Catherine Boskowitz qui joue elle-même le rôle du journaliste a conçu son spectacle aussi comme un lieu de rencontre et de dialogue entre les deux artistes. C’est ce qui fait son originalité. Entre l’écrivain français d’une part qui s’était fait connaître par son goût pour les causes perdues comme le combat pour le retour chez eux des réfugiés palestiniens ou la révolte des Black Panthers contre le monde blanc, et le Congolais qui questionne dans ses créations les thèmes dérangeants de l’immigration, de la colonisation ou de la guerre, d’autre part.
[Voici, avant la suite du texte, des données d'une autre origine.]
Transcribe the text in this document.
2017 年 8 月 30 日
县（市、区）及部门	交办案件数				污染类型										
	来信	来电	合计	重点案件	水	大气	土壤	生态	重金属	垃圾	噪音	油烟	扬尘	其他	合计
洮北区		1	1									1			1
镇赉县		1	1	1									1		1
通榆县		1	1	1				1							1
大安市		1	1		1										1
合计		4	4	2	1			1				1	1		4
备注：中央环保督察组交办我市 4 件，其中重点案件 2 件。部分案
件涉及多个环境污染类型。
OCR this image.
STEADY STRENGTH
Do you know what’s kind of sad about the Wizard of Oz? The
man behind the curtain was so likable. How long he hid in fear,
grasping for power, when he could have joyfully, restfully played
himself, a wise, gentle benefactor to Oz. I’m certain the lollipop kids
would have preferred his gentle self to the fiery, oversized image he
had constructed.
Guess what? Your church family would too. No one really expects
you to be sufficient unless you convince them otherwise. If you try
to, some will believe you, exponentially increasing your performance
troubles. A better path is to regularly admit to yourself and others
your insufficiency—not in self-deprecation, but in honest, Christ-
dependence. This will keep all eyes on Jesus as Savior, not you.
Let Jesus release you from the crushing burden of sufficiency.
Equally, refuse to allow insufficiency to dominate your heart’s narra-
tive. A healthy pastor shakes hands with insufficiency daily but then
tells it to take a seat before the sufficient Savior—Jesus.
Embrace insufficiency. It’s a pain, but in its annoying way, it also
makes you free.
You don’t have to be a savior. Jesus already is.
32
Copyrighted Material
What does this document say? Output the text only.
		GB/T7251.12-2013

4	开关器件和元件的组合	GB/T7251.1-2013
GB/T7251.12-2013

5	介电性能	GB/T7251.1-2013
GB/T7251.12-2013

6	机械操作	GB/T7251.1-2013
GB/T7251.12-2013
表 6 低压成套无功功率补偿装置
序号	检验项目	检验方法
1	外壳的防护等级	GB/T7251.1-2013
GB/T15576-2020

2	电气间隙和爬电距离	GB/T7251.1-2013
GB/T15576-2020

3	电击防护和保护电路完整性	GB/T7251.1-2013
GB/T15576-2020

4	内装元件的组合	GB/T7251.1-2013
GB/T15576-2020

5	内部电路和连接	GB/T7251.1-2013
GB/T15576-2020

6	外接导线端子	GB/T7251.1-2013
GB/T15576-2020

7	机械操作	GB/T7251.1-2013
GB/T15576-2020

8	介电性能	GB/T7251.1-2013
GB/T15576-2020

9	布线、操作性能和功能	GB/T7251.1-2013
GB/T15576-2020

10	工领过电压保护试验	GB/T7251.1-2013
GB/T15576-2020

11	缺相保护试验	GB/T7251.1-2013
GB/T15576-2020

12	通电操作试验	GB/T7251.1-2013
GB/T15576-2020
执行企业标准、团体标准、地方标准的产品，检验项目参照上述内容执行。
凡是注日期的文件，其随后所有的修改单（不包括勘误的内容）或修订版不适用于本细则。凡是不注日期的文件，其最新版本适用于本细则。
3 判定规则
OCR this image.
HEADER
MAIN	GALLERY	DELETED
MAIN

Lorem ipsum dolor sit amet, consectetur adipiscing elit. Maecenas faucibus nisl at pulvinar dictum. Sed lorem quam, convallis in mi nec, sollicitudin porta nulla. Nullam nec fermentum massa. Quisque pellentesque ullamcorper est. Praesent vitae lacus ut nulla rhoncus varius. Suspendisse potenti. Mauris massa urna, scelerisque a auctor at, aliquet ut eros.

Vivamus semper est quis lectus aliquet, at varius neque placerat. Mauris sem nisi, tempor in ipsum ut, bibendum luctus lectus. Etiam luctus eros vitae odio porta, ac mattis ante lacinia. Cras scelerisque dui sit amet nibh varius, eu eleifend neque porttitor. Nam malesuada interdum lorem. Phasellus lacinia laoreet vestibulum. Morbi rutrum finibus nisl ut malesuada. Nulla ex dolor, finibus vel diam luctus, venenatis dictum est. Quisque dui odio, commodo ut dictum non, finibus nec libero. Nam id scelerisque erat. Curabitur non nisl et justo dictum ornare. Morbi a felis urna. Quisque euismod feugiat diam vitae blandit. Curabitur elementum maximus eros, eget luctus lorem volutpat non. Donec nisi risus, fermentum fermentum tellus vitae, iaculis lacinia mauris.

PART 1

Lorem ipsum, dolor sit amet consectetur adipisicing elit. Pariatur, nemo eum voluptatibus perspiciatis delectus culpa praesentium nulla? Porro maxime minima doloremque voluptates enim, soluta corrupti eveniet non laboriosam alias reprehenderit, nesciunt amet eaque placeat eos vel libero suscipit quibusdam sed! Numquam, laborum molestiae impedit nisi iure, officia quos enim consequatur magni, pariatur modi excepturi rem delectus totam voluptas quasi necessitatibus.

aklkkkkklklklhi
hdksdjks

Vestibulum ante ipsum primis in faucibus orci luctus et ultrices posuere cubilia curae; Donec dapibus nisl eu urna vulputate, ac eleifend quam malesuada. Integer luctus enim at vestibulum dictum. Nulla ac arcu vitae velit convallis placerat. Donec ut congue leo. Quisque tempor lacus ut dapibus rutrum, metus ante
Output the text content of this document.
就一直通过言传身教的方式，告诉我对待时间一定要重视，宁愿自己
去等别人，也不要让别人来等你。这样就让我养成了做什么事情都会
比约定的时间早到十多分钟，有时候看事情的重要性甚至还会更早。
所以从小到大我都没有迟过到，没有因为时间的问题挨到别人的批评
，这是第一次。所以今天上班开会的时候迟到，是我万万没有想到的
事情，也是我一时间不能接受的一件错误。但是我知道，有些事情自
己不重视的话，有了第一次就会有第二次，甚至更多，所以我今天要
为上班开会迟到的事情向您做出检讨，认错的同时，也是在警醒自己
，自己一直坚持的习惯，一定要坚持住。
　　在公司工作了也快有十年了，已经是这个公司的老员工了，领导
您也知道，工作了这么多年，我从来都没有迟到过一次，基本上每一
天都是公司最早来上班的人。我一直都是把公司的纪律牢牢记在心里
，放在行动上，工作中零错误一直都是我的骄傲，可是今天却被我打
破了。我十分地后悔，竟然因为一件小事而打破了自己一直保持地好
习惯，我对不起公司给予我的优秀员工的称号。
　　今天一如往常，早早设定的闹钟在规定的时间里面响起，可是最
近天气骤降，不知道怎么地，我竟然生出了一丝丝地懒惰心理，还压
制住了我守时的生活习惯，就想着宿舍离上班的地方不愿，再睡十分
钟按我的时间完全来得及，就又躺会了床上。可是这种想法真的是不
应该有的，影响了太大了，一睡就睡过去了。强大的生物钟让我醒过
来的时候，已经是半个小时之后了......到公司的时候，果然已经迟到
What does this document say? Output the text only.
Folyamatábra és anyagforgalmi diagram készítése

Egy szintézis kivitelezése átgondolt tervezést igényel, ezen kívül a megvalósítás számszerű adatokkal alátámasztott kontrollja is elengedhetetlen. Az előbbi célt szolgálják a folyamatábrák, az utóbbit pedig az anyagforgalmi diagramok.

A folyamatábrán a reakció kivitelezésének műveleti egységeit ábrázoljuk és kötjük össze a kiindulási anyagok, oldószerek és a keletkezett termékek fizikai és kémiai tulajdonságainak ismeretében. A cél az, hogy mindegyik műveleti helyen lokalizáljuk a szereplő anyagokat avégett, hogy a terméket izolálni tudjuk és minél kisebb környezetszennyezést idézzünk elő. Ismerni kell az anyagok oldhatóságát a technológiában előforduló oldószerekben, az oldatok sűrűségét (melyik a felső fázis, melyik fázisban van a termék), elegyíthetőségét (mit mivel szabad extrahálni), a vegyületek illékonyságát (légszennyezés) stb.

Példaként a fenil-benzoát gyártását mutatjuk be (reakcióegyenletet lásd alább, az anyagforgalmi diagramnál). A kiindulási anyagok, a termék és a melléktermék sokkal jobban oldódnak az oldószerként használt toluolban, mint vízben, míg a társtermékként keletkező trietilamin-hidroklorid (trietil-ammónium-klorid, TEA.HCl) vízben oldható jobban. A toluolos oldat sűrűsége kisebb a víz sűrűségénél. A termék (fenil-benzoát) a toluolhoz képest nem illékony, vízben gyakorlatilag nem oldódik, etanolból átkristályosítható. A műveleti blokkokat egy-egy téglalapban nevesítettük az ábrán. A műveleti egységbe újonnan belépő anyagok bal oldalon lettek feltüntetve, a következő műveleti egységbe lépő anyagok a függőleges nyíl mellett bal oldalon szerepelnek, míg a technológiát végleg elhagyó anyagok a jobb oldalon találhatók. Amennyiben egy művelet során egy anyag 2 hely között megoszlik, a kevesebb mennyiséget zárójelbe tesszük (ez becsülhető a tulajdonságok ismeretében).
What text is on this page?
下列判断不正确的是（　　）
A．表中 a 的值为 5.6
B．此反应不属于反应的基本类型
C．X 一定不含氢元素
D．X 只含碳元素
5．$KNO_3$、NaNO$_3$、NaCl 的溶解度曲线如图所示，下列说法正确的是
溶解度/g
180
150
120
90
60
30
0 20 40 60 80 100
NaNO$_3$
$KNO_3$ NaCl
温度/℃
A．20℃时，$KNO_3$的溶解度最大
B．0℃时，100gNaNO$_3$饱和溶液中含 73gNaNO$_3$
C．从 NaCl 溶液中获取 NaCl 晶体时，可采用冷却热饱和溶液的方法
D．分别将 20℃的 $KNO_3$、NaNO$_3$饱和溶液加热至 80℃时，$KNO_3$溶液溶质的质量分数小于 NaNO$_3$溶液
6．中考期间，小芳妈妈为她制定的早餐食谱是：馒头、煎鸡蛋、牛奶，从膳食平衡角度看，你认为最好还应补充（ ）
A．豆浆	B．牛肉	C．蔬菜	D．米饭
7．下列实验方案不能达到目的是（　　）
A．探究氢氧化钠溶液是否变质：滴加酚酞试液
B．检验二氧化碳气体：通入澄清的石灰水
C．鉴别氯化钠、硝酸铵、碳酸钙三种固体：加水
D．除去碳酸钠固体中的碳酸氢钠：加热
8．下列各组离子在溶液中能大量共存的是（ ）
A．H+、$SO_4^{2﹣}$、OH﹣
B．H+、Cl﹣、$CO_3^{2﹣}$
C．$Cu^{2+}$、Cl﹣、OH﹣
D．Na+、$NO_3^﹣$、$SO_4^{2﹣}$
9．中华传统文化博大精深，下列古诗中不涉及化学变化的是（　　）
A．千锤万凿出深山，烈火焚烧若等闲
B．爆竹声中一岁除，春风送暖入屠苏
La rencontre se fait de manière oblique, à travers des associations d’idées, des mises en abîme et des improvisations sur le vécu africain (colonisation, apprentissage du français) du comédien qui viennent s’imbriquer avec moult cris et fureur à l’intérieur des imprécations du « Saint Genet » sartrien. « En repassant par lui-même et par son propre vécu d’écrivain évoluant dans une ancienne colonie française, le comédien congolais creuse, ajoute Boskowitz, encore plus profondément les questions soulevées par Genet sur la norme, l’a langue, l’art décrire. »

Ces transactions se déroulent sous les yeux médusés des spectateurs mis à contribution par des interpellations fréquentes de l’acteur. Et l’alchimie s’opère, entre deux mondes, deux visions et deux douleurs. Difficile de dire à quel moment exactement le Congo prend le relais de Mettray !


La Dernière Interview, pièce de Jean Genet, mise en scène par Catherine Boskowitz et interprétée par Dieudonné Niangouna et Catherine Boskowitz. Jusqu’au 23 février à la Maison des Métallos à Paris : 01 47 00 25 20.